Accession Number : ADA587838


Title :   Learning Representation and Control in Markov Decision Processes


Descriptive Note : Final rept. 1 Aug 2010-31 Jul 2013


Corporate Author : MASSACHUSETTS UNIV AMHERST DEPT OF COMPUTER SCIENCE


Personal Author(s) : Mahadevan, Sridhar


Full Text : https://apps.dtic.mil/dtic/tr/fulltext/u2/a587838.pdf


Report Date : 21 Oct 2013


Pagination or Media Count : 34


Abstract : This research investigated algorithms for approximately solving Markov decision processes (MDPs), a widely used model of sequential decision making. Much past work on solving MDPs in adaptive dynamic programming and reinforcement learning has assumed representations, such as basis functions, are provided by a human expert. The research investigated a variety of approaches to automatic basis construction, including reward-sensitive and reward-invariant methods, diagonalization and dilation methods, as well as orthogonal and over-complete representations. A unifying perspective on the various basis construction methods emerges from showing they result from different power series expansions of value functions, including the Neumann series expansion, the Laurent series expansion, and the Schultz expansion. The research also develops new computational algorithms for learning sparse solutions to MDPs using convex optimization methods.

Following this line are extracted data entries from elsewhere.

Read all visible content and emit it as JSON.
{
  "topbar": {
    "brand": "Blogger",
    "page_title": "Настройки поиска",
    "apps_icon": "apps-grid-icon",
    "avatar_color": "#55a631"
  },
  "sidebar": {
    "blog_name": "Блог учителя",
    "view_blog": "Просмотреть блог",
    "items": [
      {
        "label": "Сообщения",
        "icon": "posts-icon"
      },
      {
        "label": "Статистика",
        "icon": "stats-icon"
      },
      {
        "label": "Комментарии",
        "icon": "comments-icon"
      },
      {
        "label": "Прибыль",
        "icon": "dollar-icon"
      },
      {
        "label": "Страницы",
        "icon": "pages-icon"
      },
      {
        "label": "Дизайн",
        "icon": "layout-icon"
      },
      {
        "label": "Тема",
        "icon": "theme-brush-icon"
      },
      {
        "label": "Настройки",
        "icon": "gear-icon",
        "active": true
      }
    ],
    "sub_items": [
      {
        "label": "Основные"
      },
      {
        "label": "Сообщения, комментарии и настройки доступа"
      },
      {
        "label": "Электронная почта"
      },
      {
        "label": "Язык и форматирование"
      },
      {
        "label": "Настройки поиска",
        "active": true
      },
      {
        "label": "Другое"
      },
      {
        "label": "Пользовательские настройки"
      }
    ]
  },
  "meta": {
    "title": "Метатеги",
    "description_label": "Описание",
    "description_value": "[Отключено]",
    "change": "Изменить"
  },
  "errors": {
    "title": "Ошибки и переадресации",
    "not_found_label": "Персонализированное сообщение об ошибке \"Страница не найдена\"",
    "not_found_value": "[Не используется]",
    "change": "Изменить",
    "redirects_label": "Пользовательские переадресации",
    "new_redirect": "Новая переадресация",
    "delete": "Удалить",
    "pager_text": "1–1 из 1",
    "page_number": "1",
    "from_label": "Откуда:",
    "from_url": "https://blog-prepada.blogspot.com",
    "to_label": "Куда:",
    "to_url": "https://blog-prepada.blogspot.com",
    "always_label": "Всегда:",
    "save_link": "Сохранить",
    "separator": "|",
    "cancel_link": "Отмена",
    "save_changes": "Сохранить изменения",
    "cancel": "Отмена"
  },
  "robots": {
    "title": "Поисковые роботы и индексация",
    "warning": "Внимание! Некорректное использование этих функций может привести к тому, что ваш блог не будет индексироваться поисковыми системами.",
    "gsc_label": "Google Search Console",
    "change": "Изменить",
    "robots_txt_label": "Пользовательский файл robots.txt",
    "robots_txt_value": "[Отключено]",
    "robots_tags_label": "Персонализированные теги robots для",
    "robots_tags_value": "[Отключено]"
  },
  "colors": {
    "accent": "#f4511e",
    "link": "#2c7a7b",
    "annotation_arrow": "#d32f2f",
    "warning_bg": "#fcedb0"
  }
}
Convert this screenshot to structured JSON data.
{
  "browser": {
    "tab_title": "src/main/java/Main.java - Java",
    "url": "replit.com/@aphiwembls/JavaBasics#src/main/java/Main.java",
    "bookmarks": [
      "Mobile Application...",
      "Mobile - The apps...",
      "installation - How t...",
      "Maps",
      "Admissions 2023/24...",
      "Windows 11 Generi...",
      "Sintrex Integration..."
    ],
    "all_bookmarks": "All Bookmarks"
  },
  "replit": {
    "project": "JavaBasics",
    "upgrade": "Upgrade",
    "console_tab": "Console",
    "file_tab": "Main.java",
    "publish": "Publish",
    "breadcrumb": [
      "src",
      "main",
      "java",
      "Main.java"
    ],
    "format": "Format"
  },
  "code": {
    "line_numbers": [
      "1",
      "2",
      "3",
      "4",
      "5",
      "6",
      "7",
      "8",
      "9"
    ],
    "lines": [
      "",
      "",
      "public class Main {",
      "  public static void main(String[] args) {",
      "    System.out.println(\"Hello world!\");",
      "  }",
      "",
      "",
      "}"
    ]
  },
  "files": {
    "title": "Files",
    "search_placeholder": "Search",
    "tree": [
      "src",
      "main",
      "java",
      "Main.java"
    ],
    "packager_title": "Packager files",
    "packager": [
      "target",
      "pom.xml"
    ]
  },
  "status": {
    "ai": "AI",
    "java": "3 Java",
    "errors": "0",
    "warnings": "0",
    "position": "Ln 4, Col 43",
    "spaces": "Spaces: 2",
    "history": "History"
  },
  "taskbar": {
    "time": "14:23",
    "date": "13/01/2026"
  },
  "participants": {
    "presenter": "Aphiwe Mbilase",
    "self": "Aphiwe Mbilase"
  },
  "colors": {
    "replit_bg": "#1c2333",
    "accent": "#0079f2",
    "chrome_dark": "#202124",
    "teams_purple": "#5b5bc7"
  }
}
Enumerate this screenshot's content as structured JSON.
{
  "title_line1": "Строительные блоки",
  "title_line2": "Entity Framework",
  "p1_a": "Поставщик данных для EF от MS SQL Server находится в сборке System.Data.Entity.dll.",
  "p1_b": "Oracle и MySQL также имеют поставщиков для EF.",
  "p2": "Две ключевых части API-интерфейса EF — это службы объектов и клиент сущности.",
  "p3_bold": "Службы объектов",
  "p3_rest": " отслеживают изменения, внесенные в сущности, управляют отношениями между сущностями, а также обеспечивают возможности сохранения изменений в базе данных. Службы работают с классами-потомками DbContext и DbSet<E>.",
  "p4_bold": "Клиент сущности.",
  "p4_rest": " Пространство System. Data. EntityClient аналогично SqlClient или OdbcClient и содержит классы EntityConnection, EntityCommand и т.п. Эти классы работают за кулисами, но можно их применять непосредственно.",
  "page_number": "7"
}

Descriptors :   *ALGORITHMS , *DECISION MAKING , *MARKOV PROCESSES , *PROBLEM SOLVING , AIR FORCE RESEARCH , CONVEX BODIES , DYNAMIC PROGRAMMING , LEARNING , METHODOLOGY , OPTIMIZATION , SERIES(MATHEMATICS)


Subject Categories : Administration and Management
      Statistics and Probability


Distribution Statement : APPROVED FOR PUBLIC RELEASE